After the drought, there’s a quiet revolution in the pipelines.
This article was published by the Guardian UK
TWO blue glass boxes rise from the grass next to the Melbourne Cricket Ground. If you glance at them – on your way to an Aussie Rules game, of course – you’ll notice some pipes inside.
Nothing special, really. Only a sewer mine.
Or, as the officials prefer: the Yarra Park Water Recycling Facility.
Below ground, a large pipe snakes uphill, avoiding tree roots. It taps into the main vein below the snooty suburb of East Melbourne, and sneaks off with its shit.
In summer, the large parklands around the ground are irrigated entirely with recycled water. In the winter, it flushes the loos of tens of thousands of spectators each weekend.
The facility supplies cheaper water than the gigantic Victorian Desalination Plant, which was built with considerable cost and controversy one hundred kilometres south-east of the city. Both were completed in 2012. But the desalination plant, unlike the sewer mine, has never produced a drop.
The Yarra Park Water Recycling Facility. Photo by ARUP
Something strange and remarkable has happened in Melbourne. Five years ago, the city of over 4 million inhabitants nearly ran out of water. Now it is regarded among the most innovative, water-smart cities in the world.
From 1997 to 2009 southern Australia suffered through the “millennium drought”, its longest dry spell on record. “The drought was a huge wake-up call,” says Dr Cathy Wilkinson, an executive director at the Office for Living Victoria, the government body now in charge of water policy. “The way water was managed had a huge impact on people everyday. Waterways were drying up, junior sports clubs couldn’t play on their ovals because they were too dry and dangerous.”
The government issued tight water restrictions. Newspapers reported on neighbourhood water vigilantes; people using rainwater tanks feared being seen with green lawns. Water consumption dropped 40 per cent, per person per day. Without that shift, drinking water supplies would have run out.
In panic, the then Labor government ordered a mammoth desalination plant – with a top capacity of half the city’s water consumption – and a pipeline to bring water from the north of the state.
The imminent threat concentrated minds elsewhere. Local councils, unable to water outdoor space, began to seek alternatives.
Professor Ana Deletic, associate dean of engineering at Monash University, explains that research flourished, especially into reclaiming stormwater – the polluted rainfall that flows off roads and car parks, into the bay.
“The same amount of runoff goes into Port Phillip Bay as we use in Melbourne each year,” she says. “We were talking about how we could capture some of that water and reuse it, but also save our streams in the process.”
The university now hosts the Cooperative Research Centre for Water Sensitive Cities, which has over 70 researchers and a budget of over $100 million.

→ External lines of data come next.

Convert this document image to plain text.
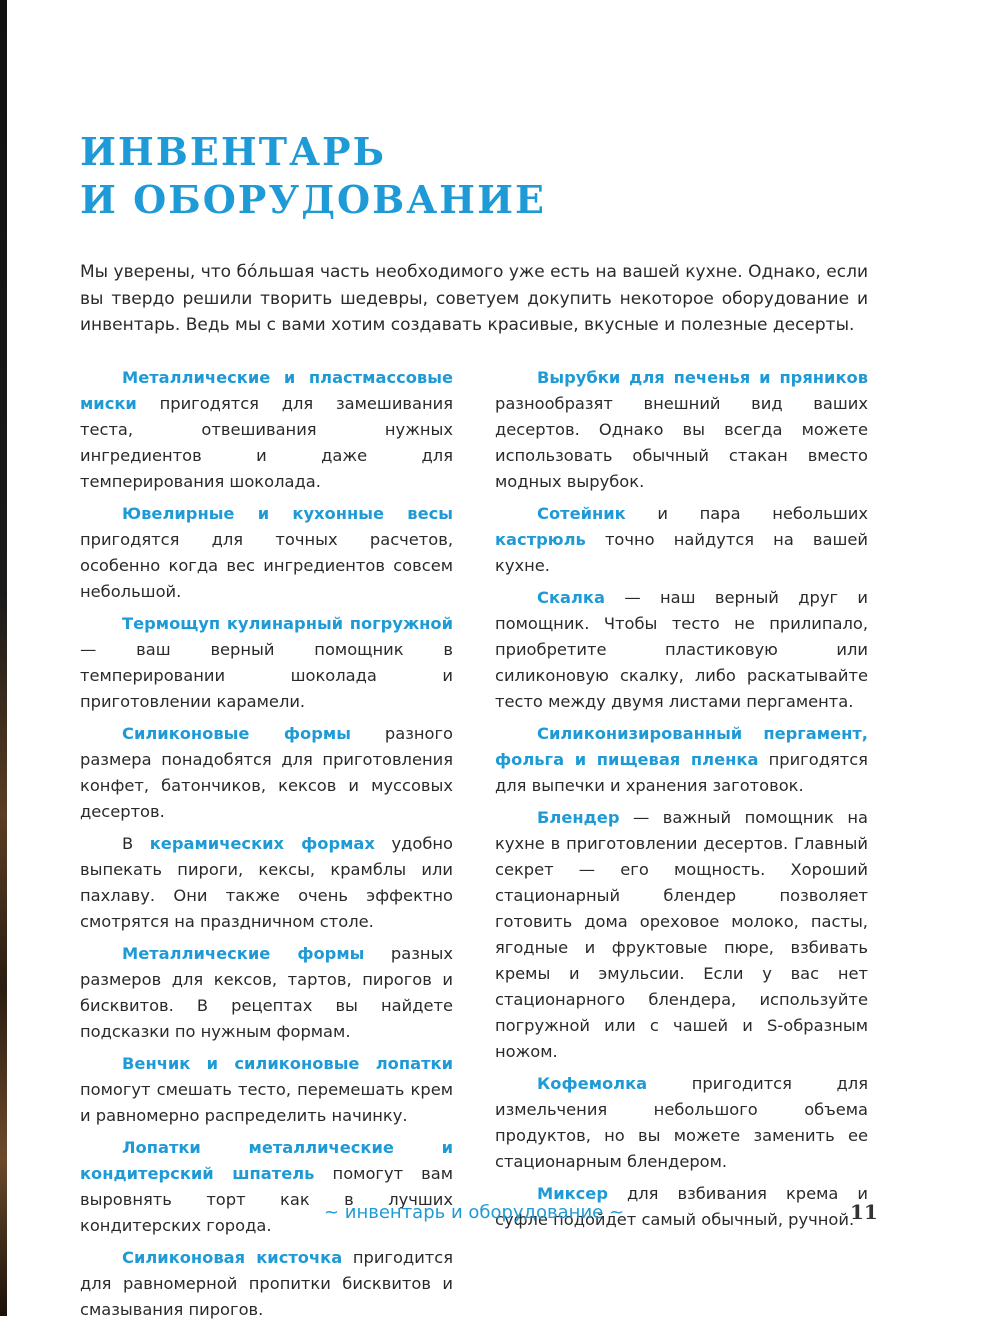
ИНВЕНТАРЬ
И ОБОРУДОВАНИЕ

Мы уверены, что бóльшая часть необходимого уже есть на вашей кухне. Однако, если вы твердо решили творить шедевры, советуем докупить некоторое оборудование и инвентарь. Ведь мы с вами хотим создавать красивые, вкусные и полезные десерты.

Металлические и пластмассовые миски пригодятся для замешивания теста, отвешивания нужных ингредиентов и даже для темперирования шоколада.

Ювелирные и кухонные весы пригодятся для точных расчетов, особенно когда вес ингредиентов совсем небольшой.

Термощуп кулинарный погружной — ваш верный помощник в темперировании шоколада и приготовлении карамели.

Силиконовые формы разного размера понадобятся для приготовления конфет, батончиков, кексов и муссовых десертов.

В керамических формах удобно выпекать пироги, кексы, крамблы или пахлаву. Они также очень эффектно смотрятся на праздничном столе.

Металлические формы разных размеров для кексов, тартов, пирогов и бисквитов. В рецептах вы найдете подсказки по нужным формам.

Венчик и силиконовые лопатки помогут смешать тесто, перемешать крем и равномерно распределить начинку.

Лопатки металлические и кондитерский шпатель помогут вам выровнять торт как в лучших кондитерских города.

Силиконовая кисточка пригодится для равномерной пропитки бисквитов и смазывания пирогов.

Вырубки для печенья и пряников разнообразят внешний вид ваших десертов. Однако вы всегда можете использовать обычный стакан вместо модных вырубок.

Сотейник и пара небольших кастрюль точно найдутся на вашей кухне.

Скалка — наш верный друг и помощник. Чтобы тесто не прилипало, приобретите пластиковую или силиконовую скалку, либо раскатывайте тесто между двумя листами пергамента.

Силиконизированный пергамент, фольга и пищевая пленка пригодятся для выпечки и хранения заготовок.

Блендер — важный помощник на кухне в приготовлении десертов. Главный секрет — его мощность. Хороший стационарный блендер позволяет готовить дома ореховое молоко, пасты, ягодные и фруктовые пюре, взбивать кремы и эмульсии. Если у вас нет стационарного блендера, используйте погружной или с чашей и S-образным ножом.

Кофемолка пригодится для измельчения небольшого объема продуктов, но вы можете заменить ее стационарным блендером.

Миксер для взбивания крема и суфле подойдет самый обычный, ручной.

~ инвентарь и оборудование ~	11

It’s a multi-disciplinary body, with programs looking at social drivers, planning, technology and, importantly, how to get it all adopted in real life.
Professor Deletic’s speciality is green walls that treat greywater. “It’s a technology that cools your city, makes it beautiful but also produces water,” she says.
Enter a conservative state government in 2010. It mothballed the desalination plant and the pipeline and established the Office of Living Victoria, with an holistic mandate – much like what the academics had ordered.
Dr Wilkinson says that, historically, water planners sought to predict and provide. The city was a drain; waterways just pipes to the bay.
Now the vision is decentralisation. Catch and store water where it falls. Treat stormwater and wastewater locally, where possible, and reuse it to irrigate parks and gardens. Use drinking water for drinking, not for everything.
“When we do our long-term water planning, we need to think about the complete range of sources, and match the right water for the right job,” Wilkinson says. “At its heart it’s about how Victoria can be resilient and liveable in the face of a whole heap of changes that are going to happen.”
Chief among these changes are a fast growing population – up to 7 million by mid-century – and a harsher climate. Droughts are projected to become more frequent and severe. Rainfall is likely to decrease, but when it does rain, it’s more likely to pour. The millennium drought was followed by two dangerously wet years, including the wettest summer on record, which flooded a third of the state.
The government has begun funding suitable projects and “whole-of-water-cycle” management plans are being drawn up across the city.
The office’s modelling anticipates an astonishing range of gains by 2050: nearly halving mains demand, cutting one-third from wastewater volumes, reducing stormwater runoff by 40 per cent, and saving one-third of the electricity used in the system. All at a tidy saving of up to AUD$7 billion.
What makes this all the more peculiar is that otherwise, the government has been environmentally backward. This March, the state’s commissioner for environmental sustainability quit early, claiming the government was advising bureaucrats not to use the term “climate change”. The Office of Living Victoria has been the subject of controversy too. An investigation by the Ombudsman into its procurement practices is expected within weeks. There are also rumblings about a lack of transparency in its modelling.
Michael O’Neill, senior environmental consultant at ARUP, was part of the team for the MCG sewer mine. He says Melbourne’s approach is internationally renowned, “not just in academic and policy circles, but also in the multinational engineering firms”.
The Yarra River, which winds through the city, is infamously brown. It was clear when the colonists started the city on Wurundjeri land, but now it’s said to run upside down. So, when American tennis player Jim Courier dived into the river after winning the Australian Open in 1992 and 1993, the rest of the city shuddered.
“One day,” O’Neill says, “maybe, one day, we’ll get the Yarra back to a situation where we can to swim in it. Anything is possible.”